The Lost Brothers: on tour until February 24th. Photograph: Gabriel Sullivan
The Lost Brothers: on tour until February 24th. Photograph: Gabriel Sullivan

This year, Oisin Leech and Mark McCausland celebrate the 10th anniversary of their debut album, Trails of the Lonely, but for such an outwardly casual approach (their website biog claims they were initially “writing songs by accident and demoing them for fun”), the musicians/songwriters have been prolific enough, releasing a new album every two years. Their latest (fifth) album, Halfway Towards a Healing, enhances the duo’s soft but yearning music. If you haven’t yet seen them perform, try to make amends on their nationwide tour, which continues until February 24th. See thelostbrothersband.com for further details of venues.
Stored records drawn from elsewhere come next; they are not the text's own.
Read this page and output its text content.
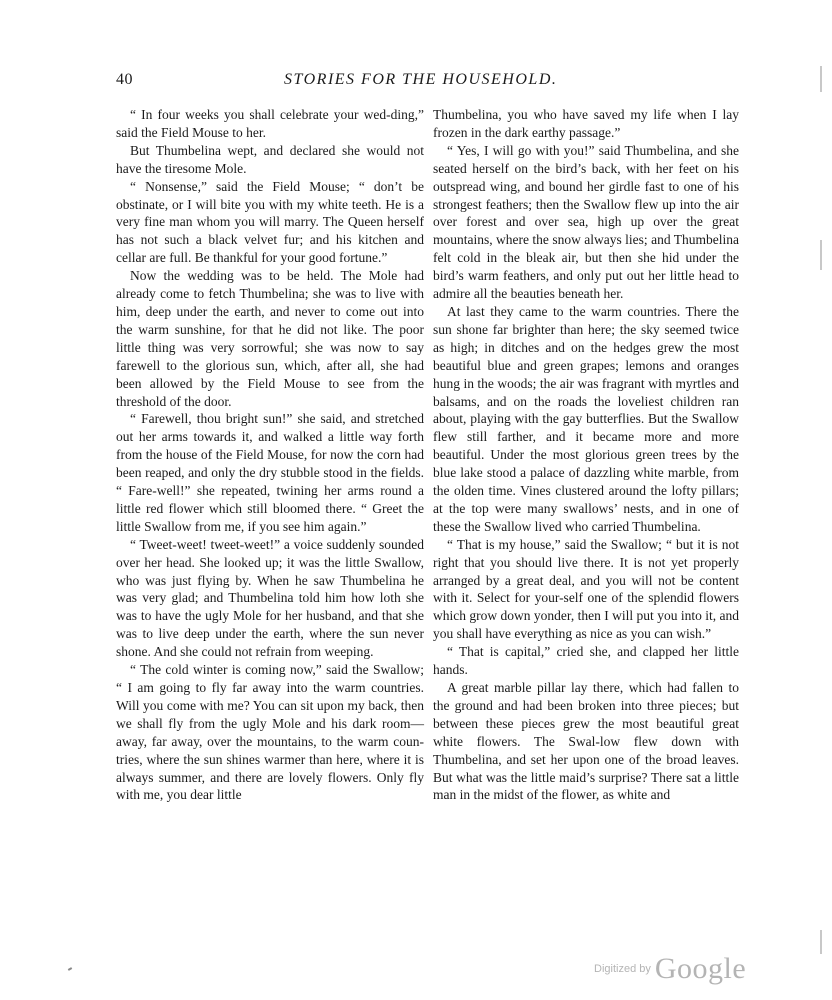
40	STORIES FOR THE HOUSEHOLD.

“ In four weeks you shall celebrate your wed-ding,” said the Field Mouse to her.

But Thumbelina wept, and declared she would not have the tiresome Mole.

“ Nonsense,” said the Field Mouse; “ don’t be obstinate, or I will bite you with my white teeth. He is a very fine man whom you will marry. The Queen herself has not such a black velvet fur; and his kitchen and cellar are full. Be thankful for your good fortune.”

Now the wedding was to be held. The Mole had already come to fetch Thumbelina; she was to live with him, deep under the earth, and never to come out into the warm sunshine, for that he did not like. The poor little thing was very sorrowful; she was now to say farewell to the glorious sun, which, after all, she had been allowed by the Field Mouse to see from the threshold of the door.

“ Farewell, thou bright sun!” she said, and stretched out her arms towards it, and walked a little way forth from the house of the Field Mouse, for now the corn had been reaped, and only the dry stubble stood in the fields. “ Fare-well!” she repeated, twining her arms round a little red flower which still bloomed there. “ Greet the little Swallow from me, if you see him again.”

“ Tweet-weet! tweet-weet!” a voice suddenly sounded over her head. She looked up; it was the little Swallow, who was just flying by. When he saw Thumbelina he was very glad; and Thumbelina told him how loth she was to have the ugly Mole for her husband, and that she was to live deep under the earth, where the sun never shone. And she could not refrain from weeping.

“ The cold winter is coming now,” said the Swallow; “ I am going to fly far away into the warm countries. Will you come with me? You can sit upon my back, then we shall fly from the ugly Mole and his dark room—away, far away, over the mountains, to the warm coun-tries, where the sun shines warmer than here, where it is always summer, and there are lovely flowers. Only fly with me, you dear little

Thumbelina, you who have saved my life when I lay frozen in the dark earthy passage.”

“ Yes, I will go with you!” said Thumbelina, and she seated herself on the bird’s back, with her feet on his outspread wing, and bound her girdle fast to one of his strongest feathers; then the Swallow flew up into the air over forest and over sea, high up over the great mountains, where the snow always lies; and Thumbelina felt cold in the bleak air, but then she hid under the bird’s warm feathers, and only put out her little head to admire all the beauties beneath her.

At last they came to the warm countries. There the sun shone far brighter than here; the sky seemed twice as high; in ditches and on the hedges grew the most beautiful blue and green grapes; lemons and oranges hung in the woods; the air was fragrant with myrtles and balsams, and on the roads the loveliest children ran about, playing with the gay butterflies. But the Swallow flew still farther, and it became more and more beautiful. Under the most glorious green trees by the blue lake stood a palace of dazzling white marble, from the olden time. Vines clustered around the lofty pillars; at the top were many swallows’ nests, and in one of these the Swallow lived who carried Thumbelina.

“ That is my house,” said the Swallow; “ but it is not right that you should live there. It is not yet properly arranged by a great deal, and you will not be content with it. Select for your-self one of the splendid flowers which grow down yonder, then I will put you into it, and you shall have everything as nice as you can wish.”

“ That is capital,” cried she, and clapped her little hands.

A great marble pillar lay there, which had fallen to the ground and had been broken into three pieces; but between these pieces grew the most beautiful great white flowers. The Swal-low flew down with Thumbelina, and set her upon one of the broad leaves. But what was the little maid’s surprise? There sat a little man in the midst of the flower, as white and

$^{Digitized by}$ Google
Once Upon a Time Back the West
Róisín Dubh, The Blue Note, Massimo and Leisureland, Galway; Thursday, February 8th, to Sunday, February 11th, various times; various prices; facebook.com/onceuponatimebackthewest
If you’re looking for some music, comedy or simply a Franz Ferdinand gig in Leisureland (Leisureland!), then Once Upon a Time Back the West, the festival that’s taking over the pubs and clubs of Galway city’s westside, is just the ticket. Featuring music from Daithi, Elaine Mai and Le Boom, comedy from Karl Spain, as well as a special Sing Along Social in the Róisín, the craic will come in thick and fast here.